Here’s a disclaimer: Yes, corruption occurs around the globe. So don’t come at me saying that Kenya is not the only corrupt country. Of course it’s not.
The problem with several decades of well-entrenched, extensive corruption (well, one of the problems) is that it leaves practically no good man or, for that matter, woman, standing. That was foremost on my mind when I followed the news about President Uhuru Kenyatta’s call for Cabinet secretaries, Principal secretaries, heads of parastatals, governors and others to ‘step aside’ (I’m also still not entirely sure what stepping aside is exactly – a suspension? Just not working, but getting a full salary with all the related perks like cars and houses and stuff?).
Mr Kenyatta’s statement was substantial in its ambitions, touching on the key sectors and institutions of the economy. And we all know that corruption runs through all those institutions and all the sectors mentioned. The hustle is strong. I wrote about this a few weeks ago, that anything and anyone in Kenya are up for sale. You won’t find a tender for pencils that isn’t corrupt. If Mr Kenyatta had really called out everyone involved in corrupt deals, then he could have just shut shop. We all know that.
If politicians speak out about corruption, it’s usually because they were left out of the deal – also evidenced by the fact that none of that lot will ever just go to the police and report the person that they accuse of being involved in a corrupt transaction. They would rather issue ominous threats about ‘speaking out’ if such and such a thing weren’t done. This always riles me: If you know of an economic crime being committed, it’s your duty to report it. Otherwise you’re just playing along.
Smart people in the private sector have found a way of navigating the realities of this if they want to stay relatively clean. Be smart about your allies and how to involve them, try to minimise business with government, make sure that overall, you deliver on the contract.
And there’s not really any shame in it; on the surface, everyone decries corruption. Beyond that, it’s all fair game. Let’s meet at the club and chat about ‘working together’ (I put this in big air quotes). And if you’re really good at theft, you’ll get mobbed by adoring crowds and can run for Westlands MP. There may be the indignity of having to ‘step aside’ or having to have interviews at the EACC (or one of its predecessors), which is admittedly inconvenient, but when it gets to that stage, you’ve made a pile already, so if anyone is serious about taking you to court, you can pay lawyers to drag this out until all eternity, and bag a parastatal job despite being sought for money laundering.
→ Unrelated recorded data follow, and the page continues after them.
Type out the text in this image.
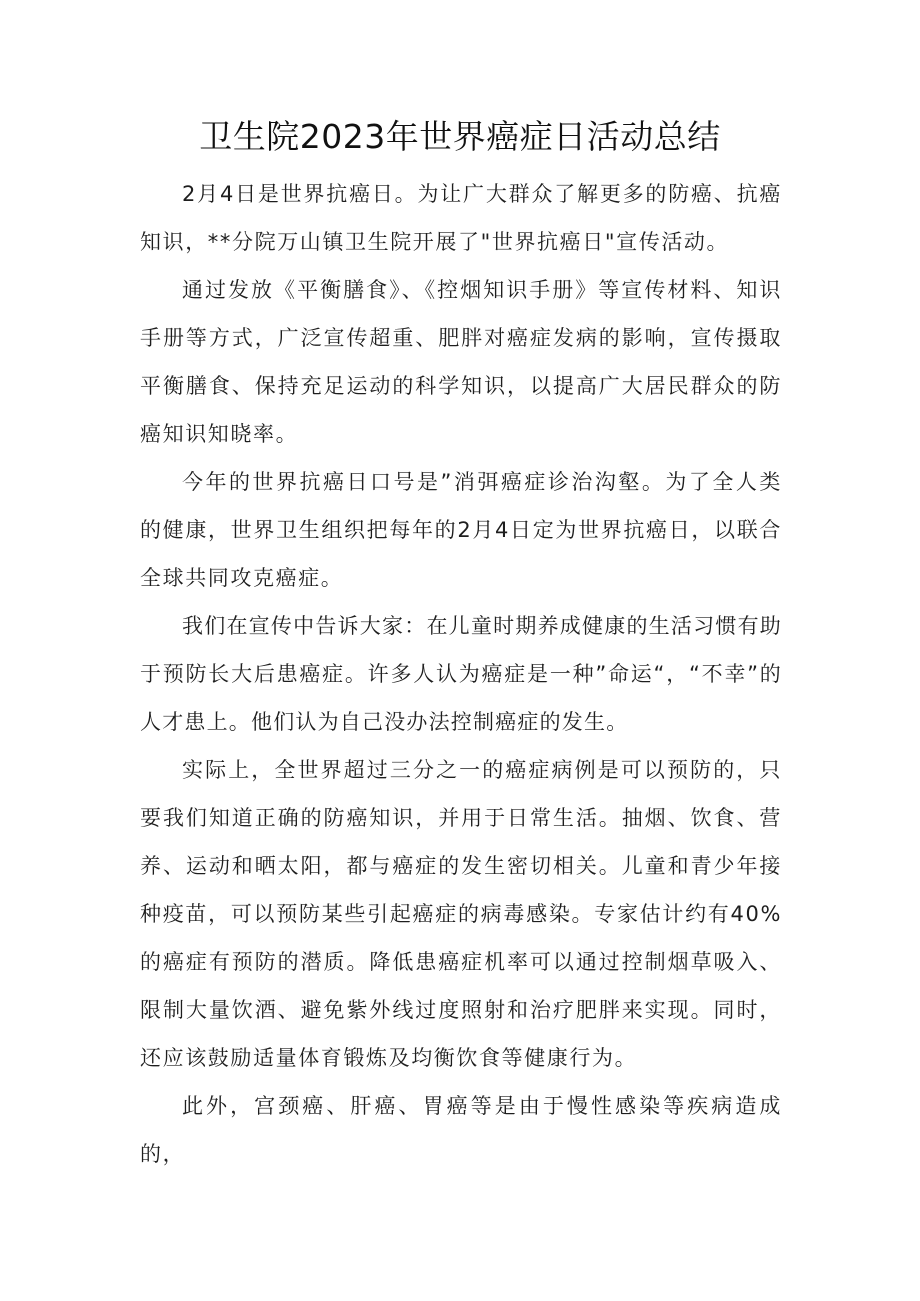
卫生院2023年世界癌症日活动总结

2月4日是世界抗癌日。为让广大群众了解更多的防癌、抗癌知识，**分院万山镇卫生院开展了"世界抗癌日"宣传活动。

通过发放《平衡膳食》、《控烟知识手册》等宣传材料、知识手册等方式，广泛宣传超重、肥胖对癌症发病的影响，宣传摄取平衡膳食、保持充足运动的科学知识，以提高广大居民群众的防癌知识知晓率。

今年的世界抗癌日口号是”消弭癌症诊治沟壑。为了全人类的健康，世界卫生组织把每年的2月4日定为世界抗癌日，以联合全球共同攻克癌症。

我们在宣传中告诉大家：在儿童时期养成健康的生活习惯有助于预防长大后患癌症。许多人认为癌症是一种”命运“，“不幸”的人才患上。他们认为自己没办法控制癌症的发生。

实际上，全世界超过三分之一的癌症病例是可以预防的，只要我们知道正确的防癌知识，并用于日常生活。抽烟、饮食、营养、运动和晒太阳，都与癌症的发生密切相关。儿童和青少年接种疫苗，可以预防某些引起癌症的病毒感染。专家估计约有40%的癌症有预防的潜质。降低患癌症机率可以通过控制烟草吸入、限制大量饮酒、避免紫外线过度照射和治疗肥胖来实现。同时，还应该鼓励适量体育锻炼及均衡饮食等健康行为。

此外，宫颈癌、肝癌、胃癌等是由于慢性感染等疾病造成的，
So that’s the bottom line: Mr Kenyatta has no competent, independent institution, nor people, left standing to see this through. It would certainly be beneficial for Kenya if overall corruption levels were lowered, and his is a big and bold promise, but how can it be seen through? Commissions of inquiries have always generated reports that may or may not be published, but are never acted on. And I don’t grasp what the due process is here.
Mr Kenyatta can, of course, dismiss people he has hired, but what about elected representatives? What is the legal procedure? Would they all not have to be officially charged and taken to court? If not, everyone can argue that this is merely a witch hunt based on rumours (as all the people named already do – they claim they have been tirelessly working for the good of the citizenry and it’s all malicious gossip).
Based on experience, how many people involved in grand corruption were ever successfully prosecuted and locked up in Kenya? Can any of this be achieved in the 60 days he stipulated?
Due process won’t necessarily prevent corruption, we’ve all seen how thieves become ever more sophisticated in responding to tenders.
But there is no way around it. It takes competent institutions to reduce corruption and, importantly, improve service delivery to citizens. And so it’s also worrying to see that in response to the horrific attack in Garissa, Mr Kenyatta chose to ignore the ruling of the Kenyan courts and order that the 10,000 aspiring police recruits whose hiring had been cancelled over widespread corruption in the recruitment process be taken on after all.
I don’t see how it helps anyone to overrule a court decision that stops corruption. I also don’t see how it would help the Kenyan security forces to take in recruits who were not chosen on merit and according to set criteria, but who bribed their way in. That’s the lowest level of the rot that permeates the system, and a decision to affirm this won’t help reform the police.
Read the IPOA’s report on the police’s response to the Mpeketoni massacre, how warnings were not heeded, how police officers are completely under-resourced and ill prepared, for a reminder that this is not about numbers, but about institutional quality and competence.
One – possibly not very promising – step forward, and then right away another step backward?